A taxa de desocupação média de escritórios na Europa encontra-se no valor mais baixo de sempre (8,7%), tendo já atingido o valor mais baixo de sempre na maioria das capitais europeias. Segundo a Worx, Portugal tem registado nos últimos dois anos uma descida constante, encontrando-se agora nos 11,7%, o valor mais baixo desde 2011. Para Pedro Salema Garção, Head of Agency da consultora, a “falta de escritórios vai condicionar o mercado”.

“Com a crise, o mercado imobiliário foi um dos setores mais atingidos, durante os últimos anos temos assistido a um índice de construção/remodelação de edifícios de escritórios muito reduzido não sendo suficiente para responder às necessidades futuras”, diz o responsável, em comunicado.

Salema Garção refere, no entanto, que “a taxa de desocupação registada em Portugal nunca deverá baixar muito dos 10%”. “Estamos a falar numa taxa estrutural e que é constituída por edifícios antigos e que é pouco provável que sejam ocupados a menos que sejam alvos de remodelação e modernização”, explica.
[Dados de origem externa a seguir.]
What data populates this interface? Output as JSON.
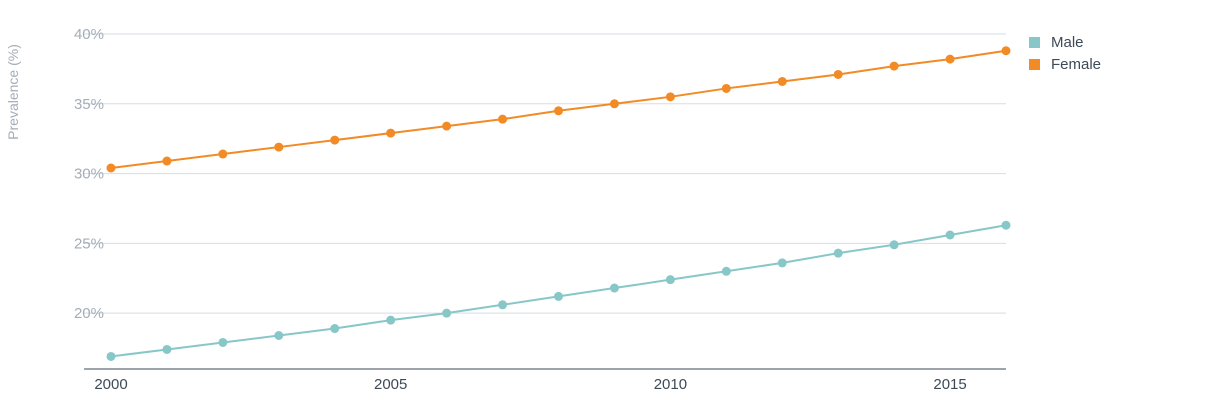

De acordo com a Worx, espera-se que em 2016 apenas entrem no mercado de escritórios 37.061 m2, sendo que deste total mais de 20.000 m2 já se encontram com contratos de pré-arrendamento não ficando disponíveis para o mercado.

No primeiro semestre deste ano, o volume de absorção registado foi de 50.776 m2, mais 24% que no período homólogo. A consultora espera, ainda assim, que o volume total no fim do ano não ultrapasse o registado no ano passado. “Este primeiro semestre foi muito forte e seguiu a tendência registada no segundo semestre de 2014, mas acredito que o volume não deverá ultrapassar o registado no ano passado, que foi o mais alto desde 2007. A falta de oferta está sem dúvida a começar a condicionar as operações ainda que só durante o mês de agosto a Worx tenha concluído a colocação de mais de 10.000m2 de escritórios”, adianta a Worx.

Neste momento temos mais de 120.000 m2 de procuras ativas. Esperamos até ao final do ano conseguir colocar 20% a 25% desta área”, concluiu Pedro Salema Garção.